Monuments and sculptures in Iran: Simurgh, Tehran

Every Iranian knows the legend of the magic bird Simurgh. The legend tells of a mythical bird that lived on the top of Elbrus. Once Simurgh heard the cry of a child. It was a newborn baby albino named Zal, the future father of the great warrior Rustam. The Simurgh grew up the orphan, and when Zal decided to return to earth, the bird gave him three feathers. Zal could call Simurgh for help burning a feather. Zal burned the first feather when his wife was giving birth to Rustam. Zal was afraid that his wife Rudaba would die during childbirth. Simurgh heard Zal and taught him to do a cesarean section. The mythic bird from the epic “Shahname” Firdausi has its own beautiful sculpture in the city of Nishapur, province of Khorasan – Rezavi.


Monuments and sculptures in Iran: Colossal Statue of Shapur

The sculpture of the shah of the Sassanid dynasty is another important historical monument. Moreover, the sculpture is considered one of the most priceless monuments of the Sasanid era. Colossal Statue of Shapur is located in the province of Fars, in the cave of Shapur. The sculpture has protected the entrance to the cave for more than 1700 years.

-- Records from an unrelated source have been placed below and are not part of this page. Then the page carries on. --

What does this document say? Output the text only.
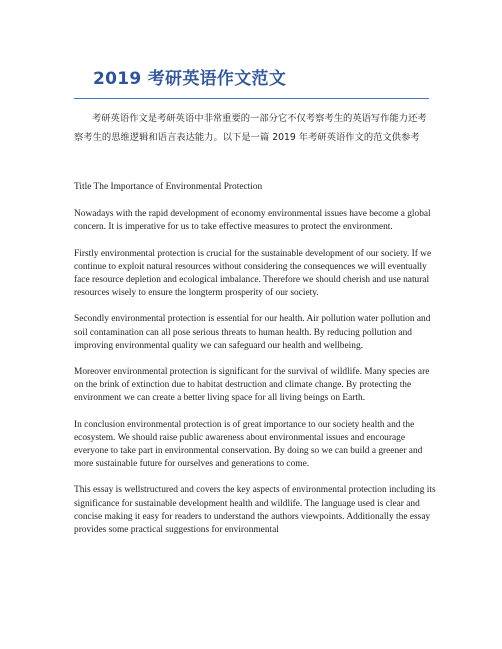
2019 考研英语作文范文

考研英语作文是考研英语中非常重要的一部分它不仅考察考生的英语写作能力还考察考生的思维逻辑和语言表达能力。以下是一篇 2019 年考研英语作文的范文供参考

Title The Importance of Environmental Protection

Nowadays with the rapid development of economy environmental issues have become a global concern. It is imperative for us to take effective measures to protect the environment.

Firstly environmental protection is crucial for the sustainable development of our society. If we continue to exploit natural resources without considering the consequences we will eventually face resource depletion and ecological imbalance. Therefore we should cherish and use natural resources wisely to ensure the longterm prosperity of our society.

Secondly environmental protection is essential for our health. Air pollution water pollution and soil contamination can all pose serious threats to human health. By reducing pollution and improving environmental quality we can safeguard our health and wellbeing.

Moreover environmental protection is significant for the survival of wildlife. Many species are on the brink of extinction due to habitat destruction and climate change. By protecting the environment we can create a better living space for all living beings on Earth.

In conclusion environmental protection is of great importance to our society health and the ecosystem. We should raise public awareness about environmental issues and encourage everyone to take part in environmental conservation. By doing so we can build a greener and more sustainable future for ourselves and generations to come.

This essay is wellstructured and covers the key aspects of environmental protection including its significance for sustainable development health and wildlife. The language used is clear and concise making it easy for readers to understand the authors viewpoints. Additionally the essay provides some practical suggestions for environmental
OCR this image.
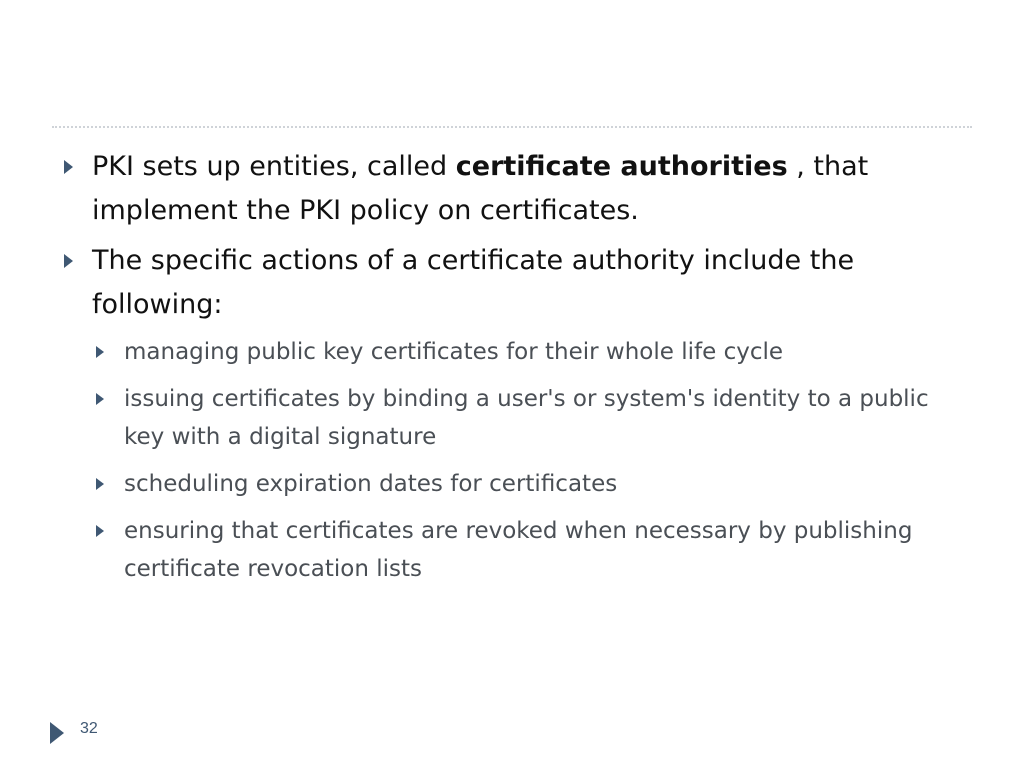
PKI sets up entities, called certificate authorities , that implement the PKI policy on certificates.
The specific actions of a certificate authority include the following:
managing public key certificates for their whole life cycle
issuing certificates by binding a user's or system's identity to a public key with a digital signature
scheduling expiration dates for certificates
ensuring that certificates are revoked when necessary by publishing certificate revocation lists
32
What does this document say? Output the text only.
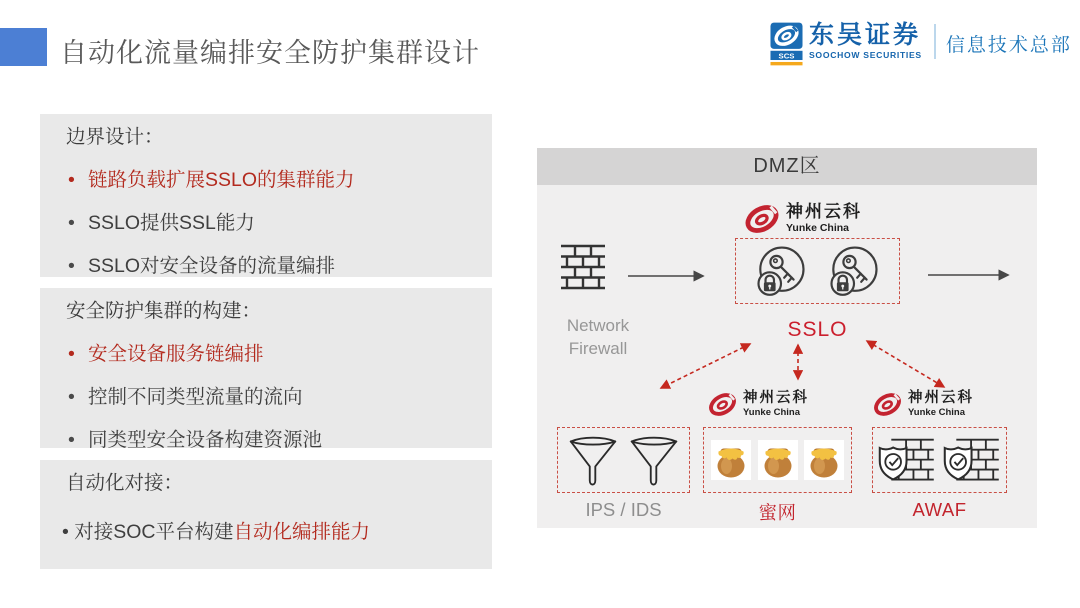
自动化流量编排安全防护集群设计	SCS
东吴证券
SOOCHOW SECURITIES 信息技术总部
边界设计：
• 链路负载扩展SSLO的集群能力
• SSLO提供SSL能力
• SSLO对安全设备的流量编排
安全防护集群的构建：
• 安全设备服务链编排
• 控制不同类型流量的流向
• 同类型安全设备构建资源池
自动化对接：

• 对接SOC平台构建自动化编排能力

DMZ区
Network
Firewall
神州云科
Yunke China
SSLO
神州云科
Yunke China
神州云科
Yunke China
IPS / IDS	蜜网	AWAF
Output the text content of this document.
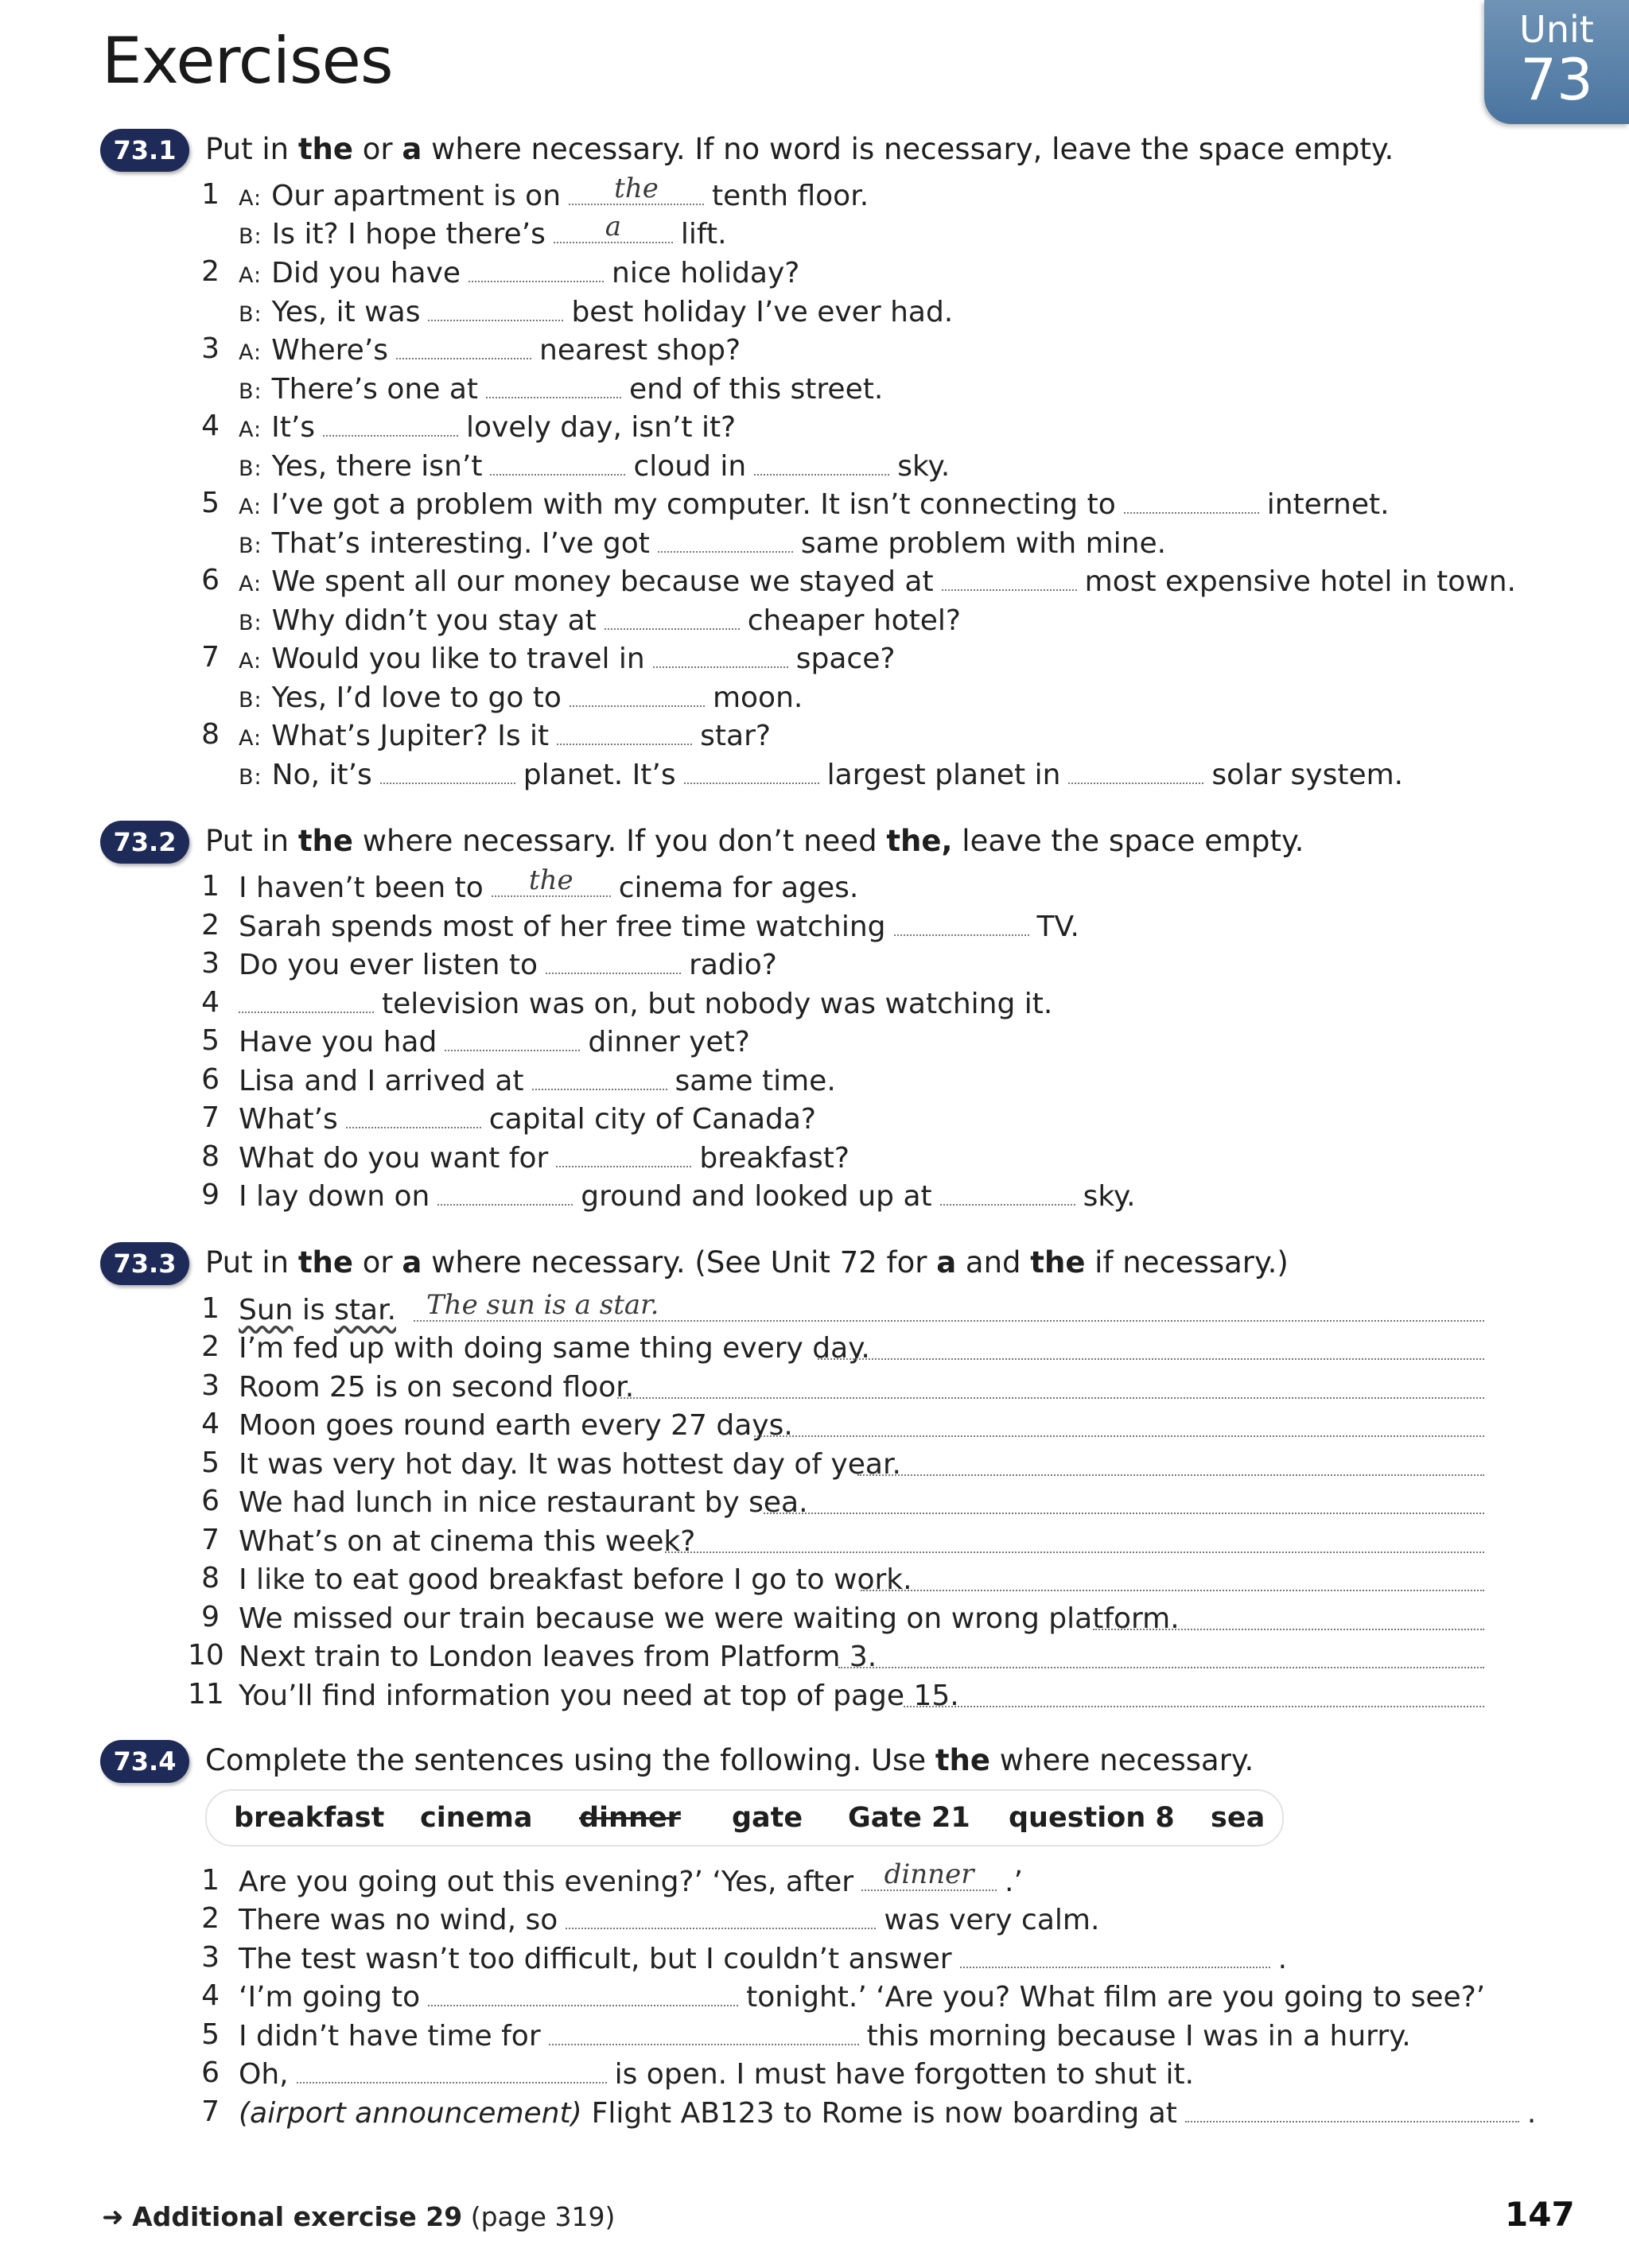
Exercises	Unit
73
73.1 Put in the or a where necessary. If no word is necessary, leave the space empty.
1 A: Our apartment is on	the	tenth floor.
B: Is it? I hope there’s	a	lift.
2 A: Did you have	nice holiday?
B: Yes, it was	best holiday I’ve ever had.
3 A: Where’s	nearest shop?
B: There’s one at	end of this street.
4 A: It’s	lovely day, isn’t it?
B: Yes, there isn’t	cloud in	sky.
5 A: I’ve got a problem with my computer. It isn’t connecting to	internet.
B: That’s interesting. I’ve got	same problem with mine.
6 A: We spent all our money because we stayed at	most expensive hotel in town.
B: Why didn’t you stay at	cheaper hotel?
7 A: Would you like to travel in	space?
B: Yes, I’d love to go to	moon.
8 A: What’s Jupiter? Is it	star?
B: No, it’s	planet. It’s	largest planet in	solar system.
73.2 Put in the where necessary. If you don’t need the, leave the space empty.
1 I haven’t been to	the	cinema for ages.
2 Sarah spends most of her free time watching	TV.
3 Do you ever listen to	radio?
4	television was on, but nobody was watching it.
5 Have you had	dinner yet?
6 Lisa and I arrived at	same time.
7 What’s	capital city of Canada?
8 What do you want for	breakfast?
9 I lay down on	ground and looked up at	sky.
73.3 Put in the or a where necessary. (See Unit 72 for a and the if necessary.)
1 Sun is star. The sun is a star.
2 I’m fed up with doing same thing every day.
3 Room 25 is on second floor.
4 Moon goes round earth every 27 days.
5 It was very hot day. It was hottest day of year.
6 We had lunch in nice restaurant by sea.
7 What’s on at cinema this week?
8 I like to eat good breakfast before I go to work.
9 We missed our train because we were waiting on wrong platform.
10 Next train to London leaves from Platform 3.
11 You’ll find information you need at top of page 15.
73.4 Complete the sentences using the following. Use the where necessary.
breakfast cinema dinner gate Gate 21 question 8 sea
1 Are you going out this evening?’ ‘Yes, after	dinner	.’
2 There was no wind, so	was very calm.
3 The test wasn’t too difficult, but I couldn’t answer	.
4 ‘I’m going to	tonight.’ ‘Are you? What film are you going to see?’
5 I didn’t have time for	this morning because I was in a hurry.
6 Oh,	is open. I must have forgotten to shut it.
7 (airport announcement) Flight AB123 to Rome is now boarding at	.
➜ Additional exercise 29 (page 319)	147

The monument is carved from a stalagmite, unfortunately, it was badly damaged during the invasion of the Arabs. The legs and hands of the sculpture suffered, but even in this form, the Colossal Statue of Shapur is an important part of the cultural heritage.


Monuments and sculptures in Iran: The monument of Nadir Shah, Mashhad

The monument of the ruler Nadir Shah is located in Mashhad town, above his mausoleum. The monument represents a shah on horseback, leading soldiers.

Nadir Shah ruled in the XVIII century, was the founder of the Afsharid dynasty. During his rule, the territory of Iran included the lands of modern Azerbaijan, Georgia, Armenia, part of Dagestan, Turkmenistan, Pakistan and Afghanistan. Mashhad became the capital of the huge empire.


Monuments and sculptures in Iran: Bronze figures in Yazd

In Yazd, one of the most ancient cities of Iran, every house and every corner can be considered a historical monument. Thus, in the Amir-Chagmag square, in front of the caravanserai, there are bronze figures of men pouring water. The monument is dedicated to water, the most valuable thing in the city. The extraction of water in a desert city has always been a problem. For water extraction in the city, a unique system for extracting water from underground canals was installed. Thanks to the system, Yazd received water from sources that were at great distances. Detailed scheme and process of water extraction is presented in the water museum.


Monuments and sculptures in Iran: Darband climber, Tehran

The Darband climber is a symbol of athletes and winter games. The monument was installed at the request of mountaineers in the 1950s in Tehran. The monument was istalled on Darband Square, Tehran, as one of the signs for climbers. The Darbans climber points the way through the Darband region to one of the peaks of Elbrus.


Monuments and sculptures in Iran: The sculpture of a lion, Hamadan

The stone lion in Hamadan, according to legend, was carved for Alexander the Great in memory of his lost friend Hephaestion. According to another version, this is one of the lions guarding the entrance to the cemetery. The entrance gate and the second lion were destroyed in 931 BC. Ancient sculpture of a lion is considered one of the attractions and symbol of Hamadan. Locals believe that the lion protects them from the evil spirit. There is also a popular belief; the locals believe that if an unmarried girl wants to get married as soon as possible, she must pour a lion with a mixture of honey, milk and vinegar. Then she puts a small stone on the spot where mixture is poured and if the stone stays on its place, soon the girl will get marry.